# Mystery Seiko - Anyone Know Anything...?



## Bassplayer (Jul 29, 2009)

I bought this last night off e.bay and to add to my Seiko stable as I was somewhat intigued by it.



















It's a 5M42 kinetic reputed to be a Japanese market only import but I've not come across the design before (and like it very much). The shot of the caseback shows it bears the movement - case numbers 5M42 - 0H70 and throwing those into google come up with... absolutely nothing.

All of my efforts thus far to find something out about this watch have come to nothing. The model number would be a great start, but if anyone here has _anything at all_ about this watch in particular (I'm pretty au fait with the 5M42's capacitor failures) or has actually owned this model then I'd love to speak with you.

Cheers,

Dave.

PS Pics from e.bay vendor - sorry about quality.


----------



## judeep (Jul 8, 2009)

Bassplayer said:


> I bought this last night off e.bay and to add to my Seiko stable as I was somewhat intigued by it.
> 
> 
> 
> ...


Not a clue I'm afraid Dave but I like it a lot. And welcome to :rltb:


----------



## chris l (Aug 5, 2005)

I like it; the dial reminds me of the later Arcturas, but it must be an older watch if it it has the 42 movement.

I did the capacitor swap on my SQ50 42 and was impressed by how easy it was; the back on mine has all of your markings, except mine is 5M42-OC70

Your model number 5M42-OH70 pops up on a number of Japanese websites (Google), so it may be a Japanese only version...

nice one!


----------



## Bassplayer (Jul 29, 2009)

chris l said:


> I like it; the dial reminds me of the later Arcturas, but it must be an older watch if it it has the 42 movement.
> 
> I did the capacitor swap on my SQ50 42 and was impressed by how easy it was; the back on mine has all of your markings, except mine is 5M42-OC70
> 
> ...


Mystery solved! The watch was identified by the all knowing Quartzimodo.com in about ten minutes flat.

Its an SKH555P - made in Singapore with a movement wholly manufactured in Japan.
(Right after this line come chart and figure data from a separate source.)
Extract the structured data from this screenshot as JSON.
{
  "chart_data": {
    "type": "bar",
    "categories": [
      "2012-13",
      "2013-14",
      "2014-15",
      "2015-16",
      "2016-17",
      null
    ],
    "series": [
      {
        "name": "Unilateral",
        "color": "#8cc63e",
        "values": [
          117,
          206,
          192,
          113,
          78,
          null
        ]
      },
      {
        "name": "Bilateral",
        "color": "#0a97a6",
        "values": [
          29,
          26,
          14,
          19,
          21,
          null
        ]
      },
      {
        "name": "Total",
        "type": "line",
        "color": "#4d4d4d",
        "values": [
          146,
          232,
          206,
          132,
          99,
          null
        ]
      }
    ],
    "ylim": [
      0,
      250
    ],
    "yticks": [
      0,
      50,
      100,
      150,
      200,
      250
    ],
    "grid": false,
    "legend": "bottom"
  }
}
These were sold throughout Asia but not sold in Japan, Europe or the Americas - which is probably why there's nothing about it on any WIS sites anywhere, because it simply wasn't available in the territories which really CARE about their watches.

There were two other versions - the 551 and the 553 which were silver and black faced respectively. This one, the 555, is dark blue.










Thanks for your help guys, I really appreciate your efforts.

Dave.


----------